Abel percibió un círculo prohibido dentro de la cueva, así que sacó su tarjeta de control y la encendió con su poder de voluntad. De repente, un haz disparó y el círculo prohibido fue desactivado.

Dio un paso y voló hacia adentro. Para su sorpresa, la cueva ya estaba bien decorada con instalaciones de dragón.

Era un nido de dragón de estilo clásico con 2 áreas, una para la forma de dragón y otra para la forma humana.

En el área del dragón, había un enorme salón capaz de albergar a más de 5 dragones gigantes, y un dormitorio con una gran cama que servía también como su sala de entrenamiento.

Las paredes estaban decoradas con hielo eterno similar a la cueva del dragón azul Hurley, lo que lo convertía en el lugar perfecto para vivir para un dragón azul.

El marco de la cama también estaba hecho de hielo eterno, y estaba cubierto con una capa de oro y cosas brillantes.

—Director Eugenio, ¿qué pasa con las decoraciones? —Abel preguntó.

Después de todo, el valor que tenían eran cientos de años de esfuerzo de un dragón.

Este lugar estaba básicamente tan bien decorado como la cueva de sus amigos dragones semidioses. Se veía bien aunque él no hiciera nada al respecto.

—Maestro Abel, es tradición de los dragones mantener la cueva de un dragón caído para sus descendientes. Si no tenían descendencia, su cueva regresaría a los dragones para que la usaran futuros dragones —el Director Eugenio explicó.

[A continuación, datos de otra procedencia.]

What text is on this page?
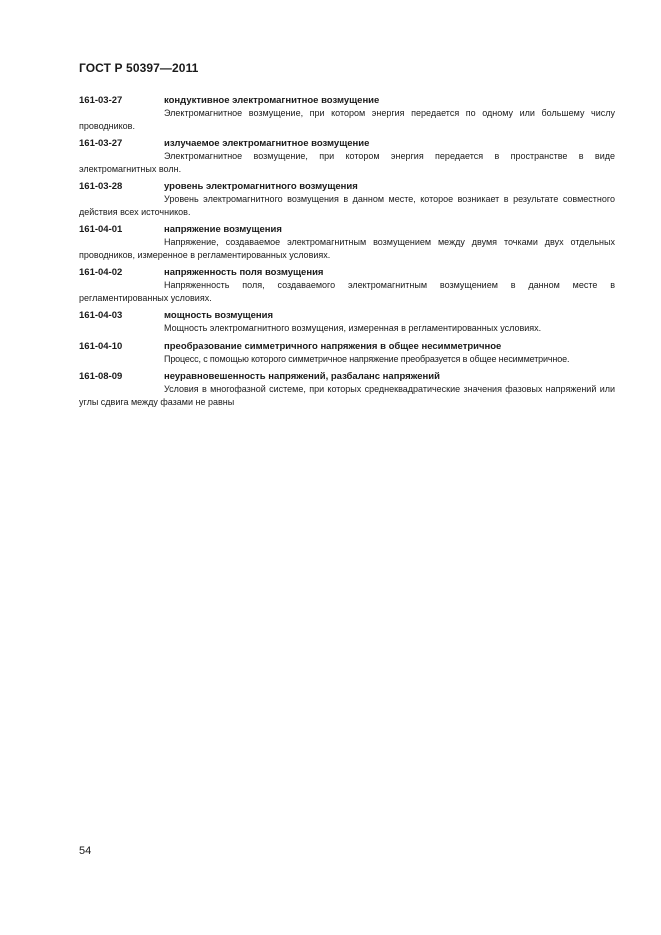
ГОСТ Р 50397—2011
161-03-27	кондуктивное электромагнитное возмущение

Электромагнитное возмущение, при котором энергия передается по одному или большему числу проводников.

161-03-27	излучаемое электромагнитное возмущение

Электромагнитное возмущение, при котором энергия передается в пространстве в виде электромагнитных волн.

161-03-28	уровень электромагнитного возмущения

Уровень электромагнитного возмущения в данном месте, которое возникает в результате совместного действия всех источников.

161-04-01	напряжение возмущения

Напряжение, создаваемое электромагнитным возмущением между двумя точками двух отдельных проводников, измеренное в регламентированных условиях.

161-04-02	напряженность поля возмущения

Напряженность поля, создаваемого электромагнитным возмущением в данном месте в регламентированных условиях.

161-04-03	мощность возмущения

Мощность электромагнитного возмущения, измеренная в регламентированных условиях.

161-04-10	преобразование симметричного напряжения в общее несимметричное

Процесс, с помощью которого симметричное напряжение преобразуется в общее несимметричное.

161-08-09	неуравновешенность напряжений, разбаланс напряжений

Условия в многофазной системе, при которых среднеквадратические значения фазовых напряжений или углы сдвига между фазами не равны

54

—El dragón azul que vivía aquí debe ser más poderoso que una leyenda, ¿verdad? —Abel miró alrededor y preguntó.

—Es de un dragón semidiós, ¡así que debe ser destino! —el Director Eugenio sonrió.

Abel asintió. Solo ese hielo eterno ya no era algo que los dragones legendarios podrían buscar en las profundidades del océano.

Mientras seguía mirando, sintió una extraña sensación de familiaridad, pero estaba seguro de que era la primera vez que estaba aquí.

—Maestro Abel, si necesitas un ambiente de mana para entrenar, es tu derecho como maestro pedir al espíritu del dragón. Entonces puede alterar la atmósfera de tu nido de dragón —el Director Eugenio agregó nuevamente.

—Me encanta este lugar, ¿puedo saber el nombre del dragón azul al que pertenecía esta cueva? —Abel preguntó de nuevo.

—El propietario original de esta cueva se llama Cristóbal —el Director Eugenio bajó su voz.

De repente, una ola de energía se desencadenó dentro de la sangre de Abel después de escuchar ese nombre.

Debe ser el núcleo de dragón azul que obtuvo. Tal vez pertenecía al dragón azul Cristóbal, y Abel heredó su sangre.

Pronto, grandes cantidades de información en relación con el comercio en entrenamiento y combate se precipitaron en su cerebro.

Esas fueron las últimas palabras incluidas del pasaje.